Wednesday, May 4, 2011

Aircraft disaster ecotopias and the making and killing of liberal subjects

Recently I've been working on an essay about violent airline disasters and environmental aesthetics. It seems to me that there is a persistent drive to describe the surroundings of actual or potential airline disasters in pastoral language, and through images that prepare passengers for pristine landscapes that lie outside the fuselage of crashed planes.

For instance, I continue to read about how part of the Air France plane that went down in the Atlantic two summers ago has been discovered "on a sandy plain" at the bottom of the ocean.

Another example can be seen in this snapshot of an Airbus A340 emergency briefing card that a friend shared with me after a recent flight on Thai Air:


Consider the verdant utopia that exists just past the emergency slide on the far right frame. This is an ecotopia, a wish image for a tabula rasa where the post-crash human can begin again, alive and free to start afresh, to make oneself from the ground up, as it were. This nestled image of an 'outside' to air travel stands in stark contrast to the rest of the safety diagram, with all its instructions and technical details. And it serves as a ideal space where the escaped human can achieve full selfhood: it is a pre-history paradise that strangely exists at the end of history, out the EXIT door of a crashed plane.

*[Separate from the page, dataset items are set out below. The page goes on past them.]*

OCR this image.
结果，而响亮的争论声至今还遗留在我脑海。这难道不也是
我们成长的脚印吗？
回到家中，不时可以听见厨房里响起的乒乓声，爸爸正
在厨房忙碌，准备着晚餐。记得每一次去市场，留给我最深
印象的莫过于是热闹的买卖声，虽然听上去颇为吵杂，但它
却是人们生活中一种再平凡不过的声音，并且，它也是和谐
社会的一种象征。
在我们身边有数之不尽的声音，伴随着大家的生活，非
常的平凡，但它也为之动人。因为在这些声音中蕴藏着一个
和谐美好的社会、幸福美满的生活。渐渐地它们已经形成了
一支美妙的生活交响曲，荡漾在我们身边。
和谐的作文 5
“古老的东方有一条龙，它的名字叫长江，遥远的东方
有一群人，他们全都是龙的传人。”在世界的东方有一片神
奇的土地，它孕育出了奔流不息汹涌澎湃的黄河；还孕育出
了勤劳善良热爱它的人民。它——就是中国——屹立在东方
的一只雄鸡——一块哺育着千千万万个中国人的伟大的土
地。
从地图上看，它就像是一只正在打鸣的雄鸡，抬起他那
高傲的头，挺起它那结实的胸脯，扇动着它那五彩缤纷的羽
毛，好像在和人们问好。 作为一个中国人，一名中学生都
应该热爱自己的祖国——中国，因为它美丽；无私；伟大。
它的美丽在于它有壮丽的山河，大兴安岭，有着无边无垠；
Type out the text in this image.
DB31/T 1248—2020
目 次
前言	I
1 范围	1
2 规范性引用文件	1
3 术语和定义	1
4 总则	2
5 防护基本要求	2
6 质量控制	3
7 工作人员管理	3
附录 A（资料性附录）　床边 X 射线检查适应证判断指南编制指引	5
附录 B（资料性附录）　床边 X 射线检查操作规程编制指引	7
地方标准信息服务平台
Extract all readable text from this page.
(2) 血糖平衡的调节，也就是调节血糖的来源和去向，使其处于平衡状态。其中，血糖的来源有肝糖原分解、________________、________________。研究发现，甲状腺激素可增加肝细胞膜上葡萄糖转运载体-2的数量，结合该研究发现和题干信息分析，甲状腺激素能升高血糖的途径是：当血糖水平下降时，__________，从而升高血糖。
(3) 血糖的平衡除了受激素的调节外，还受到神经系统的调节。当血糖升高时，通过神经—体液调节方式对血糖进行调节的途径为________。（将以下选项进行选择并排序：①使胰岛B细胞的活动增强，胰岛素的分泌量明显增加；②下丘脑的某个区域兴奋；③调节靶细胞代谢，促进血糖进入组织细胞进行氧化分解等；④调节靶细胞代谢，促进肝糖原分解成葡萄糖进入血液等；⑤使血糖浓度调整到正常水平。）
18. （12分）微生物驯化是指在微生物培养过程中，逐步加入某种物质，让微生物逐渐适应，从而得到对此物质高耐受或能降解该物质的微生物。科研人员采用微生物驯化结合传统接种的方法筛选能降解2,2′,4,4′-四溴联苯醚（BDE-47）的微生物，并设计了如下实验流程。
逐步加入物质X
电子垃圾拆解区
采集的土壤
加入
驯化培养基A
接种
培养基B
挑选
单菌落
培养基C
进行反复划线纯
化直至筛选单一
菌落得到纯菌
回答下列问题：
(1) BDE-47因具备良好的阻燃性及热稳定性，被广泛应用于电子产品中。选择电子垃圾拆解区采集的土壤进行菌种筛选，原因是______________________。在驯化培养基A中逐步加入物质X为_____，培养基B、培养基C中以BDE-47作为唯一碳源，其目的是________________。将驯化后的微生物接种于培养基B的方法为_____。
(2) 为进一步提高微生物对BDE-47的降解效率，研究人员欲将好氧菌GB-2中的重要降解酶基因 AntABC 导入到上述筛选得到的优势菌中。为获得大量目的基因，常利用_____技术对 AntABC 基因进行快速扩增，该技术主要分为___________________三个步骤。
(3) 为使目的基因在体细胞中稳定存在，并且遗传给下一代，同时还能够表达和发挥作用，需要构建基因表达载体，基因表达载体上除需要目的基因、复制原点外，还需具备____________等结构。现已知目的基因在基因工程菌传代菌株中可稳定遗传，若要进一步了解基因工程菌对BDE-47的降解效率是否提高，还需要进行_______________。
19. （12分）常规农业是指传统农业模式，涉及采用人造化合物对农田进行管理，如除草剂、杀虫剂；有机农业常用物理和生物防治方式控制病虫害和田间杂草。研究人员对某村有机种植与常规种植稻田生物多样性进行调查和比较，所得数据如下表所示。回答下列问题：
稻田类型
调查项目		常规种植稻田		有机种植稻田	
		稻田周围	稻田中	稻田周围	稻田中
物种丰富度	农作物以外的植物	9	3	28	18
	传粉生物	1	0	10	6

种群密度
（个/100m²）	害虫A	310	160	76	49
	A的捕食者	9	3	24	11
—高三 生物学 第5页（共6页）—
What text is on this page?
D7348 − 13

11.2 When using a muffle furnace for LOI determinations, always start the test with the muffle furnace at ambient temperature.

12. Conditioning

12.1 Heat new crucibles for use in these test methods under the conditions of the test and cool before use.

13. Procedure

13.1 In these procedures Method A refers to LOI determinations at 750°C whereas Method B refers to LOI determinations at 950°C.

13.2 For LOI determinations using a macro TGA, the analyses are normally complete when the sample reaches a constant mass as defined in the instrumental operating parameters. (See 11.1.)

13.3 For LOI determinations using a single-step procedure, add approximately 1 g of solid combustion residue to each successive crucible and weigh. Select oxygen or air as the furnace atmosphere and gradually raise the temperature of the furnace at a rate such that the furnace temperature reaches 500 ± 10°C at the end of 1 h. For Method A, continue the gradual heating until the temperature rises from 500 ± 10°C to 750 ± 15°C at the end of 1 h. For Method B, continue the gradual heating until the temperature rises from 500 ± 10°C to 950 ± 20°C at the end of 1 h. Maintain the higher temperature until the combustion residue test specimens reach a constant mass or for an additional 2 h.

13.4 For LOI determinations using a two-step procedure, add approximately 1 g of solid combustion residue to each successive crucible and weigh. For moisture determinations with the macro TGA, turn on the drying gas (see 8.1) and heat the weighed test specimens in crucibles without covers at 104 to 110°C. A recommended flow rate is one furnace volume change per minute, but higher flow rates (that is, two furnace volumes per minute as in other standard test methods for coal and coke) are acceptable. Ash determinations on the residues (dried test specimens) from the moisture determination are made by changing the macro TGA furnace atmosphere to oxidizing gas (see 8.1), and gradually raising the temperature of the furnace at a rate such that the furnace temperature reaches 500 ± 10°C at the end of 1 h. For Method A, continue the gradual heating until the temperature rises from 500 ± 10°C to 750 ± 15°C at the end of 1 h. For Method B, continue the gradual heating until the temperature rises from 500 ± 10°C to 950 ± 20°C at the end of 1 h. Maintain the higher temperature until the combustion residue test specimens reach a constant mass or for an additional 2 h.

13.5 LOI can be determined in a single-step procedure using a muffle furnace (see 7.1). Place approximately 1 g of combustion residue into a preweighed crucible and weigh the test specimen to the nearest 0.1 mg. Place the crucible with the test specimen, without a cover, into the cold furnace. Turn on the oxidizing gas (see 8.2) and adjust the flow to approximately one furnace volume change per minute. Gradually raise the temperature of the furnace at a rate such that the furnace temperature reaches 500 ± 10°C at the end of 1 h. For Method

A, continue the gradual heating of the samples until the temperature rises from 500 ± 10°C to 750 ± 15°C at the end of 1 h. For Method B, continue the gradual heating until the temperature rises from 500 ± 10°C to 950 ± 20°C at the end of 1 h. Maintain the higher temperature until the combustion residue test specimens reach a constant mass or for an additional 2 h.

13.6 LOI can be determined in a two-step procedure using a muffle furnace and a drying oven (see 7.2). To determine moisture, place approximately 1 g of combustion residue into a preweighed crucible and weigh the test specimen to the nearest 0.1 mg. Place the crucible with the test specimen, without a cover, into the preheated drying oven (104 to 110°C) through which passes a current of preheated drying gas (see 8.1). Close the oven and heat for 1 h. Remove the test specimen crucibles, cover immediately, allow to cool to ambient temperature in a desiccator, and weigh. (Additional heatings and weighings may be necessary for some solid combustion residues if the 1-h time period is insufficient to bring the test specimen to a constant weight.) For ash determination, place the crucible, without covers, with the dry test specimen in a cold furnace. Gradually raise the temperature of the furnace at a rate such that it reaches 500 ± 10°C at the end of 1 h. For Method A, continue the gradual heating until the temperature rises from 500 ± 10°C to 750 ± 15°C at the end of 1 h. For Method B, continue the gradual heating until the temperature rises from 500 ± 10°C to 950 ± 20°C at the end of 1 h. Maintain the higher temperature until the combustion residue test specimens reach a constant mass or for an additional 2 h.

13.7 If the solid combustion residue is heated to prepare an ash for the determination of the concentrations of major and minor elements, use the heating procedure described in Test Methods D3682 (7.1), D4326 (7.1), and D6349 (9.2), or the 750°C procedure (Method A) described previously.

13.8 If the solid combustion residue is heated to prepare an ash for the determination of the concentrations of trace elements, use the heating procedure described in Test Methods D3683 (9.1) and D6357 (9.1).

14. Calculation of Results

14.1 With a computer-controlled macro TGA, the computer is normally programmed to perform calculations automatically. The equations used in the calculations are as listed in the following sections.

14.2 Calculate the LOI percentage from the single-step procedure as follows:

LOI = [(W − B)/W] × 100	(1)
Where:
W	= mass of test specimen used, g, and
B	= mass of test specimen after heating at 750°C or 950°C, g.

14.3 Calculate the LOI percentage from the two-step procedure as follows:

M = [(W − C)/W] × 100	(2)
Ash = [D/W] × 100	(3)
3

Lately this sort of imagery has cropped up in a seemingly disjunctive context. Yesterday The New York Times provided an info-graphic that illuminated the setting and layout of "Bin Laden's Compound":


First let us pause on the shaded area where one of the stealthy U.S. Navy helicopters apparently experienced a "hard landing" and was subsequently blown up as the commando team departed the premises. The aircraft's readiness to be self-destructed suggests an autoimmune function of sorts, as if the military aircraft can always be turned back on itself; this seems obvious enough, perhaps, and yet it is a curious return and reversal of the post-9/11 realization that fully-fueled commercial airliners are missiles by another name. While we do not see the wreckage of the helicopter on the info-graphic, this visual representation of the crash nevertheless suggests, via a grayed-out negative space, the presence of air power and aerial viewing technologies. (My mentor Caren Kaplan has been posting on this topic at her excellent new blog Mind's Eye.) This naturalized perspective is then reinforced by the zoomed-out view that follows:


And here we are back in the ecotopia: dramatic mountains pronounced, riparian zones and watersheds suggested—while human settlements are greatly minimized and de-emphasized, a pale grid at the foot of a wild world. It is in such fantasy topographies that liberal subjects can be made, and killed. An entire political philosophy is thus maintained through simple recourse to a Rousseauian landscape, where everyone included is assumed to be worthy of self-made life—or just death.